# Out of Round Tires???



## silversport (Mar 23, 2007)

...my 13 month old '06 GTO has had a slight case of the steering wheel wobble since new but since I mostly drive in town, I don't feel it until the highway...the highways around Chicagoland are so bad I was never sure if it was the roads or the GTO...well...today I took it into my local trusted (24 years) car guys and they tell me "All four of your tires are out of round...I can't balance eggs..."...take it back to the dealership and see what B.F. Goodrich has to say...lovely...just over 12 months and beyond the 100% coverage guarantee...anyone have any experience with dealerships, tire companies whatever in this type of situation...if in fact they are out of round...odds that it'll get corrected right the first time???...only 4800 miles on it (not my only car)...
Bill


----------



## Mike_V (Mar 10, 2006)

The lower the miles the better your chances. Do you store it in winter? I do mine, and I put extra air in and move it a little every two weeks.


----------



## silversport (Mar 23, 2007)

extra air in the Fall...battery on the Battery Tender...stored for the Winter...these aren't flat spots...just so I'm clear...the tires are out of round...
Bill


----------



## GTO JUDGE (May 14, 2005)

My original OEM's were fine, no complaints. Lasted 26.5k. The replacement one's I had bought and stored are not fine. When I got them I put tire dressing on them put them in black garbage bags and stacked them up, they sat dormant 2.5 years.

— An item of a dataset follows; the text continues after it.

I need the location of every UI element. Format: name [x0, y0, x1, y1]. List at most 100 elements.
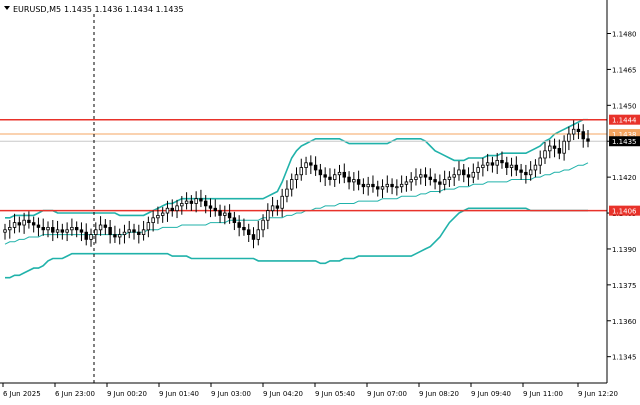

I had them installed by the dealer. 2 of them will not balance up (out of round). They did their best to balance them and when it was test driven, I am told the wobble was noticeable. They were removed and worked with until the tolerance is very close but not dead on. The guy did a good job as of now I get no wobble but I do feel flat spots when the car sits a few days. I never had that with the tires that were on the car originally. These tires I have now came off one of the train wrecked GTO's and are OEM tires. I am closely watching these, so far, so....so so. I asked my service writer, what are my chances of these tires being replaced under warranty, and was told they could try but they did not come on the car from new. Needless to say, my next set will not be the B.F.'s.


----------



## GTO JUDGE (May 14, 2005)

Bill, Tires are warranted for defects in workmanship as well as mileage.

I'd take them back to the dealer and tell them what the other guy said and have your dealer check them out. If they are out of round, you have a legitimate gripe. That is a defect. Can't hurt to try. If you get static maybe ask to share the cost 1/2 and 1/2?


----------



## silversport (Mar 23, 2007)

Judge and everyone...thanks...I have an appointment Friday morning to have them look at this...I was thinking as you say that "defects in workmanship" should cover it but I am old enough to have felt the sting of the loopholes many manufacturers find to not uphold their warranty's...if it gets into an I pay part of the tab, I am not so sure I want to replace these with more B.F. Goodrich tires...I don't have a problem with getting bum tires but I won't reward them by buying another set if they don't warranty them...I have read about the General Exclaim UHPs and many like them BUT some did not and I don't want to be cheap with my car...money saved at this point will quickly be forgotten if I try to drive Summer tires in the colder (but not Winter) weather of Chicagoland...I have usually liked Goodyear tires and also thought of the Eagle F1 A/S but mixed reviews on those too...but I don't want to get ahead of myself just yet...
Thanks,
Bill


----------